CHICAGO RIVERWALK — The restaurants that opened this summer on the city's new-and-improved Riverwalk are shutting down Nov. 1, but not before a few blowout parties ... including one with free stuff.
The Hideout Riverwalk, located between State Street and Wabash Avenue at 35 E. Riverwalk South, will host a Halloween costume party and hand out free beverages and chili from 3 to 5 p.m. Saturday, Oct. 24 before the Riverwalk closes for winter, co-owner Tim Tuten said. The theme will be historic "dead Chicagoans," and all are welcome to march with the bar later that day in a newly announced Halloween parade in Grant Park.
East of Columbus Drive nearby, Island Party Hut will host its own Halloween party Oct. 31 with party boats docked by the tiki bar, 355 E. Riverwalk South, owner Mark Stern said.
The parties will ring out what the new Riverwalk businesses called a successful summer after the city opened the budding Downtown tourist attraction (with help from a $100-million federal loan) in May.

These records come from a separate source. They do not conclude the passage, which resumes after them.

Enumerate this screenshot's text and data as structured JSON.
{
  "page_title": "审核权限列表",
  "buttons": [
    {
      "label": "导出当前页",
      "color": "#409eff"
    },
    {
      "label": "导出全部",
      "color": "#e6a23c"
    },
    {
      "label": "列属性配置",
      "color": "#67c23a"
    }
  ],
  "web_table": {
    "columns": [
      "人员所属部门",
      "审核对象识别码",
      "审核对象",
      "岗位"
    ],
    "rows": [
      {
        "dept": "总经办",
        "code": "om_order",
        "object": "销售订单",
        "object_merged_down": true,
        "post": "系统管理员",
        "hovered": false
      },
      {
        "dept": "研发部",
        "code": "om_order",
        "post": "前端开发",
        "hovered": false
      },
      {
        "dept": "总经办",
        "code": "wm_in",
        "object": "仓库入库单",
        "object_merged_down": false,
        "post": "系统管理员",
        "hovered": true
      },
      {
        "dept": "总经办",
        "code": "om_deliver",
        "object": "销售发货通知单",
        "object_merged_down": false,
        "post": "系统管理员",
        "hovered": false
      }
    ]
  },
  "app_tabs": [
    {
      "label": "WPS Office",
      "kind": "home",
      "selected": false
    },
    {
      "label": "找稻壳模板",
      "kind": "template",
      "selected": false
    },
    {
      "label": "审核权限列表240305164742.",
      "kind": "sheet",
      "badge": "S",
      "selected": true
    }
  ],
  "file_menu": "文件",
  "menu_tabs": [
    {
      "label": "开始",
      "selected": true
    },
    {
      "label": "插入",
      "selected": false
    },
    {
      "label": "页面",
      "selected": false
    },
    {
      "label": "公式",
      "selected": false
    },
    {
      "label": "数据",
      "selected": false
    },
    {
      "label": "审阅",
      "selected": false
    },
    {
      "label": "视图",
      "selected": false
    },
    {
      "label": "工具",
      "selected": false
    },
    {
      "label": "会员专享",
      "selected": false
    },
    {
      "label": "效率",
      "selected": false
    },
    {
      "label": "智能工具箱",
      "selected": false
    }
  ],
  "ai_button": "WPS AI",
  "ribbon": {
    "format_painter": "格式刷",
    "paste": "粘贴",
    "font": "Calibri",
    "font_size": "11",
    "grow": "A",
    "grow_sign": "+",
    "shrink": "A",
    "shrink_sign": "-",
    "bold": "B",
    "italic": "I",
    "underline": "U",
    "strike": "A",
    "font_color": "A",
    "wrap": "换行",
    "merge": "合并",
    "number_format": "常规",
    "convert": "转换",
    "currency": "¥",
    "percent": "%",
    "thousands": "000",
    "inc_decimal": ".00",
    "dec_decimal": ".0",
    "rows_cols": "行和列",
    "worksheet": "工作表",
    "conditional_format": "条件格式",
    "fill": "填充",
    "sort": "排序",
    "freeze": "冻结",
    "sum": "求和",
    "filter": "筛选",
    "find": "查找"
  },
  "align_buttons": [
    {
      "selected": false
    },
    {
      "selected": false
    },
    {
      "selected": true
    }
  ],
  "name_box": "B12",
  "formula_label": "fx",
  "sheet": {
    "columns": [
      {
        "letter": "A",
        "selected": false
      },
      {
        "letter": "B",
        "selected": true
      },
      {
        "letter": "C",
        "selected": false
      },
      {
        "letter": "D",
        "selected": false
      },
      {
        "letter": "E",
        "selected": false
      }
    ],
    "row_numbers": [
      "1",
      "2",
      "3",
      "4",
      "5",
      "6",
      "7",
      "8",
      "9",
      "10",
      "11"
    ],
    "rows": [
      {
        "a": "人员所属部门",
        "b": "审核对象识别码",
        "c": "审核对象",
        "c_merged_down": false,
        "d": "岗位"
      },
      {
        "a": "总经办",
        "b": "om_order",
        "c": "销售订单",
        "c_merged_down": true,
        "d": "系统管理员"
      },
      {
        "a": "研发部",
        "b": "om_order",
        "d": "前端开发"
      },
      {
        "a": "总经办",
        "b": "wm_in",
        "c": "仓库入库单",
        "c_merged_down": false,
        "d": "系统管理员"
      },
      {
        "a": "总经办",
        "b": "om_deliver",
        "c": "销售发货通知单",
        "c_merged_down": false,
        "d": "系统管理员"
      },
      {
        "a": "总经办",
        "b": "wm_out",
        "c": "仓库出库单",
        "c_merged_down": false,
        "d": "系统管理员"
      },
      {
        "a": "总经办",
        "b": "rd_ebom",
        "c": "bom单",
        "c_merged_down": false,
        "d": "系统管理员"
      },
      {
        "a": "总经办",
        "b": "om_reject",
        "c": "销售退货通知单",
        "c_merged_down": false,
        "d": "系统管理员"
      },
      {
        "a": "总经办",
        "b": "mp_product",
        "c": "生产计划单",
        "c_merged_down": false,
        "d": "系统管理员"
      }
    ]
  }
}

Two other Riverwalk vendors, City Winery and Flander's Belgian Beer & Fries, also plan to stay open through Oct. 31.
"It's been great," Stern said. "Obviously weather-driven, but people have embraced us. Not just tourists, but the neighborhood, too."
Stern, Tuten, and Mike McGrail, a Flander's manager, said their restaurants all plan to reapply for concession permits when the Riverwalk reopens next May. Michelle Woods, a project manager for the city's department of fleet and facility management, said the Riverwalk's 2016 opening date will be determined soon.
Woods said that "so far" all inaugural Riverwalk vendors have reported a successful season, but the city seeks "restaurants, bars, cultural and education programming," and recreational activities like paddling and biking for the Riverwalk's second summer. The long-term goal for the Riverwalk, which will eventually stretch from Lake Shore Drive to Lake Street, is "year-round activities," she said.
The Hideout pop-up opened in August, relatively late for the Riverwalk. But Tuten said he immediately drew a following with live music on the river and a cavernous space along the Riverwalk that has since added sculptures and movie screenings.
"If you provide the space then creativity will come," Tuten said. "We think if we have six months here ... I look at it like Ravinia. But we'd be Downtown."